Tuesday, November 25, 2008

Think back to February 2005

On Tim's point about new chances and new tools after the gaping hole of the last eight years -

I'm a kneejerk skeptical/pessemist when someone says that Web 2.0 or similar is going to transform how we all interact with cities, because the person saying it is probably citing Urban Spoon and the location-aware eight ball iPhone app. But consider this: Google Maps has only been around since February 2005, and Google Earth is a few months younger still. While it might have been possible to get aerial photos over the web covering a limited area before then*, the ease with which aerials and now a ton of additional data can be gathered is pretty amazing. Less than four years ago, only people with a big and expensive GIS could bring aerial photos to their community board meeting.

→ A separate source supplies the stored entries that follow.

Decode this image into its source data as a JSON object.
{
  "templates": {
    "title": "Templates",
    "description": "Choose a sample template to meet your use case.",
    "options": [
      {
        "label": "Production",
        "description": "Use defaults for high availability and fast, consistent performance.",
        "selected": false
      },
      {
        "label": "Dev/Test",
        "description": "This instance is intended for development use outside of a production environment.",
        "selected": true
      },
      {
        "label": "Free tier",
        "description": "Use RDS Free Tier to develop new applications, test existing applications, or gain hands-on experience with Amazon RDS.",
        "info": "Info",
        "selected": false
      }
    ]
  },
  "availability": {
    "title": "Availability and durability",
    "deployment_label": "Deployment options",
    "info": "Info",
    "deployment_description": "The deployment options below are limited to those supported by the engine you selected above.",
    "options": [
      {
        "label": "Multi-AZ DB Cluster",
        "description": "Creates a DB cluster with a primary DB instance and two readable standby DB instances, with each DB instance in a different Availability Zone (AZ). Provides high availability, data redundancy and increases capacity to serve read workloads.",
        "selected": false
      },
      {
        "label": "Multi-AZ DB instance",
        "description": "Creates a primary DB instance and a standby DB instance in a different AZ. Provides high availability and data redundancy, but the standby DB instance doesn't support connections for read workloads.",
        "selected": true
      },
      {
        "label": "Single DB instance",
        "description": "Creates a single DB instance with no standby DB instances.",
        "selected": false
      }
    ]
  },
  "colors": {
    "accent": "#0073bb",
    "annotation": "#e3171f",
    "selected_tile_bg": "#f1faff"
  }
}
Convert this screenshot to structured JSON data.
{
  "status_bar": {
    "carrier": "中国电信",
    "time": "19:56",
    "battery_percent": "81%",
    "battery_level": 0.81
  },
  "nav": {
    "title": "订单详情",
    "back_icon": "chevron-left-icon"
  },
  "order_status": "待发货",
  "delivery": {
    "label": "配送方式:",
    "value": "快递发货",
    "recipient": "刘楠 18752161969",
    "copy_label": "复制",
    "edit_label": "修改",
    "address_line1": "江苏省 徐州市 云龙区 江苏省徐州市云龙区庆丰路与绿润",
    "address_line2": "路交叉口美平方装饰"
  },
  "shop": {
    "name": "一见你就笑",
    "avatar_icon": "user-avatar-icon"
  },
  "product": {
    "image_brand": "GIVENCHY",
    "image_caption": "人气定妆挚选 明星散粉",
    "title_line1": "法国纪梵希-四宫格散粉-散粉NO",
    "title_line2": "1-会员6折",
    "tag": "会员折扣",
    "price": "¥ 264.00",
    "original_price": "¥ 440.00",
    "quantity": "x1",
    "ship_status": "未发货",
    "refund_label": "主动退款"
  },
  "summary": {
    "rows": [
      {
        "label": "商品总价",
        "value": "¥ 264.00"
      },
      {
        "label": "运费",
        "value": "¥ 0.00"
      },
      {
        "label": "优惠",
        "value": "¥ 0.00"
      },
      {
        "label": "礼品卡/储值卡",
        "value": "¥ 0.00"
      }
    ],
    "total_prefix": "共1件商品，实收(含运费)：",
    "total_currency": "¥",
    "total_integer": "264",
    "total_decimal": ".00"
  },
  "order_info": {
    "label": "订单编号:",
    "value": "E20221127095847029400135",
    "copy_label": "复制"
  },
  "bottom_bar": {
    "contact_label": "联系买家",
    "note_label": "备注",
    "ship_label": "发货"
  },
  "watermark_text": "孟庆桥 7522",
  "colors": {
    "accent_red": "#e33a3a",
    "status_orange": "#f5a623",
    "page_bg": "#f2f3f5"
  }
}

And today's improvements to Streetview are taking these online offerings to places that seemed beyond even the reach of mighty Google - this sad building in Delavan, Kansas, for example. What can planners do with Streetview (apart from explore the world from our couches)? Tons and tons. It's extremely exciting.

Putting aside the delights of iPhones and the gleaming diversions of whatever the location-based Facebook killer will be, the advent of freely available data creates a lot of new opportunites to work on climate change and beyond. For sharing data, understanding places, engaging with cities, and doing all that for free, we've come far in the last few years. Which has to be good for fixing the problem at hand, because we've a long long way still to go.


* does first place go to the DUSP/MassGIS collaboration, MIT Digital Orthophoto Browser, serving orthophotos of the Boston region from 1997 onwards?

1 comment:

Frank said...

And - I didn't even start talking about OpenStreetMap and other data-gathering efforts. Sometimes it feels like conversations about the need for free data end up excluding the pragmatists, who take up the tools and get on with it. The argument goes, who cares if Google's maps are not technically free, when they're free to me and I can use them right now to work on a better city?